To help our communities recover from the COVID-19 pandemic and its economic fallout, Congress has a historic opportunity to rebuild our economy and create a sustainable future for all Americans by enacting President Joe Biden’s full Build Back Better agenda — an agenda that will improve the lives of everyday people by investing in well-paying jobs, health care, infrastructure, public schools, higher education, child care, elder care and more.

Congress should go one step further to incentivize communities to invest in themselves by reversing former President Donald Trump’s cap on deductions for state income tax and local property taxes, the so-called SALT cap, which limits these governments’ ability to invest tax revenue in public schools, higher education, public health, police, firefighting and emergency medical services. 

Reviving the SALT deduction is especially important for our frontline workers — firefighters, teachers, and public health workers who have helped our country survive the pandemic, keeping our schools open, our hospitals running and our communities safe — and those they serve. SALT is not just another tax break for the wealthy, as some claim; it’s an opportunity for many everyday people to offset the taxes they pay for the services our communities rely on.

Here’s the math: An average two-income family with a firefighter and a teacher makes between $100,000 and $200,000 annually. If they claim the SALT deduction — which more than 85 percent of families in that tax bracket do — they receive an average tax break of $15,859. When the SALT deduction is capped, those same middle-class families see a tax increase of $5,000.

That means, even as they are paying more in taxes, the budgets for their schools, hospitals and firehouses are being cut.  

The SALT deduction is a tax break you receive for supporting your community: providing schools the resources necessary to meet our children’s needs; ensuring that our public health system can confront a deadly pandemic; keeping us from shutting down firehouses; preparing the next generation of adults for their careers without saddling them with debt, and supporting a safety net for when people experience job loss or homelessness. The deduction helps ensure the collective funding of these programs, making it easier for state and local governments to provide these services that benefit all of us. It effectively puts money in everyday taxpayers’ pockets to help keep up with the rising costs of basics like gas and groceries.

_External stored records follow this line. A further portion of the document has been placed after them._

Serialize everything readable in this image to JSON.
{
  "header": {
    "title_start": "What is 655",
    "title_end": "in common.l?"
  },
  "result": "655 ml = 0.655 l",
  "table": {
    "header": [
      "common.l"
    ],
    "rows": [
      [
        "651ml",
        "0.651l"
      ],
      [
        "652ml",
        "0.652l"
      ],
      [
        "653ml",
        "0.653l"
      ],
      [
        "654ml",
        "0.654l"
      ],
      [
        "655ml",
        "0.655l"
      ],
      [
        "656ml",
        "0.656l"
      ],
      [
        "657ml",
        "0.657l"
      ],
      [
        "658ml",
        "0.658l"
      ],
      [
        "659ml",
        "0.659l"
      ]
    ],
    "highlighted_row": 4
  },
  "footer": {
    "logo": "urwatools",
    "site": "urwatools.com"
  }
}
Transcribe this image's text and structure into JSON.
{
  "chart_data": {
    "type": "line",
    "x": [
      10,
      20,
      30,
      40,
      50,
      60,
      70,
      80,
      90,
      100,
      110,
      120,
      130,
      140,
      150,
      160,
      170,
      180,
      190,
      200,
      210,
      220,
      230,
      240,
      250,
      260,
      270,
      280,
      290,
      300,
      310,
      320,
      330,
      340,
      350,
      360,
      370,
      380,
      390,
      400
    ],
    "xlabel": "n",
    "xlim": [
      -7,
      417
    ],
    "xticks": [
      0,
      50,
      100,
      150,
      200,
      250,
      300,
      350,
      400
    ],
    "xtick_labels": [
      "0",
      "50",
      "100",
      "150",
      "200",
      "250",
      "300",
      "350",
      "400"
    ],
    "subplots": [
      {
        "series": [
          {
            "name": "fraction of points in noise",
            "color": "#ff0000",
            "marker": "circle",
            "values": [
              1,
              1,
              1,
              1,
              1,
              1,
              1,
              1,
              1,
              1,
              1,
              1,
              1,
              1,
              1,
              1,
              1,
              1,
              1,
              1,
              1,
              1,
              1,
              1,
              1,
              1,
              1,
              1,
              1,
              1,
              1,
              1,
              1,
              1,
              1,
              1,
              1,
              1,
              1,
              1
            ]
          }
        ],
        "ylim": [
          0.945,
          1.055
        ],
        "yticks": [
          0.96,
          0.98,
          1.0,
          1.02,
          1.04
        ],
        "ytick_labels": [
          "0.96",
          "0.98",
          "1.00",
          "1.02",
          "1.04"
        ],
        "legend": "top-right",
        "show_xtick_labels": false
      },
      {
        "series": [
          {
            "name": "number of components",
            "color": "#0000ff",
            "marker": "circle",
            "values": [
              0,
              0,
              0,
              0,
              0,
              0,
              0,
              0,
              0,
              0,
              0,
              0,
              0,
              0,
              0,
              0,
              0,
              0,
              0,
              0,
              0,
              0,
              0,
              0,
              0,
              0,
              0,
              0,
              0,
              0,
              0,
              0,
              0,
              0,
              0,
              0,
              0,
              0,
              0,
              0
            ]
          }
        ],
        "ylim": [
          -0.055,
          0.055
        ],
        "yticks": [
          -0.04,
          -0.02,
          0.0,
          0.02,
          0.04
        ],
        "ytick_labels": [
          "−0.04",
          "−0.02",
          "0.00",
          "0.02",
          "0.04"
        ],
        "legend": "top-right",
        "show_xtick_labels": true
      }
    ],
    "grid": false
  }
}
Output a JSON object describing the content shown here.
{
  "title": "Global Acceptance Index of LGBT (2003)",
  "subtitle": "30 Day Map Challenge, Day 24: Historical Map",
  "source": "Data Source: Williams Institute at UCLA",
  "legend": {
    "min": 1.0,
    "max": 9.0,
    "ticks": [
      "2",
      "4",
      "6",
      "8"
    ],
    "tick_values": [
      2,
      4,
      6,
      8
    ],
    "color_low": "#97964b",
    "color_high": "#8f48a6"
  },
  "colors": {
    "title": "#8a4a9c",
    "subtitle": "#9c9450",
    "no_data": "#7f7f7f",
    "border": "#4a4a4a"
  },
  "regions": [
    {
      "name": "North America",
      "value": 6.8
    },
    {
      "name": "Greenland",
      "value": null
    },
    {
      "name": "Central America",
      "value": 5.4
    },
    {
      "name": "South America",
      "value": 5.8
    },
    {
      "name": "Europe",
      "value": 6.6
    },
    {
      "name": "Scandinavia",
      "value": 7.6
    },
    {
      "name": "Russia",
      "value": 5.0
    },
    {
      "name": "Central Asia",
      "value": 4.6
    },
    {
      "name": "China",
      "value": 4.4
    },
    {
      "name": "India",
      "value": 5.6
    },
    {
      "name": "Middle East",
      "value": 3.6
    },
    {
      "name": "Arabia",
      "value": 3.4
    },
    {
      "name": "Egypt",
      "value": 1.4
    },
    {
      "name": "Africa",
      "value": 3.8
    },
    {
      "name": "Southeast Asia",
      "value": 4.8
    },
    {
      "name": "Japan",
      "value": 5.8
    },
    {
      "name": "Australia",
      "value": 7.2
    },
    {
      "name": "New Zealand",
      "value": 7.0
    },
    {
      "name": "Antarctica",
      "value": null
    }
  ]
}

Allowing taxpayers to deduct the full amount of their state and local taxes on their federal tax returns is one of the federal government’s most powerful tools for incentivizing states and local governments to invest in critical public services. Lawmakers have long recognized this: The Revenue Act of 1913 introduced the federal income tax and provided a deduction for state, county, schools and municipal taxes. Years later, the Revenue Act of 1964 specified that real and personal property, income and general sales taxes could be deducted from federal taxes. As the Government Finance Officers Association pointed out in 2017: 

“The SALT deduction reflects a partnership between the federal government and state and local governments. The deduction is fundamental to the way states and localities budget for and provide critical public services, and a cornerstone of the U.S system of fiscal federalism. It reflects a collaborative relationship between levels of government that has existed for over 100 years. Currently, the SALT deduction is an accepted part of the tax structure that is critical to the stability of state and local government finance.” 

As cities, towns and families continue to recover from the pandemic, Congress should be making things easier on state and local governments and the people who pay taxes to fund them. The American Rescue Plan, the American Jobs Plan and the American Families Plan are major steps in the right direction but reforming the SALT cap would go a long way toward helping working families access a more robust recovery.  

Randi Weingarten is president of the American Federation of Teachers. Edward A. Kelly is general president of the International Association of Firefighters.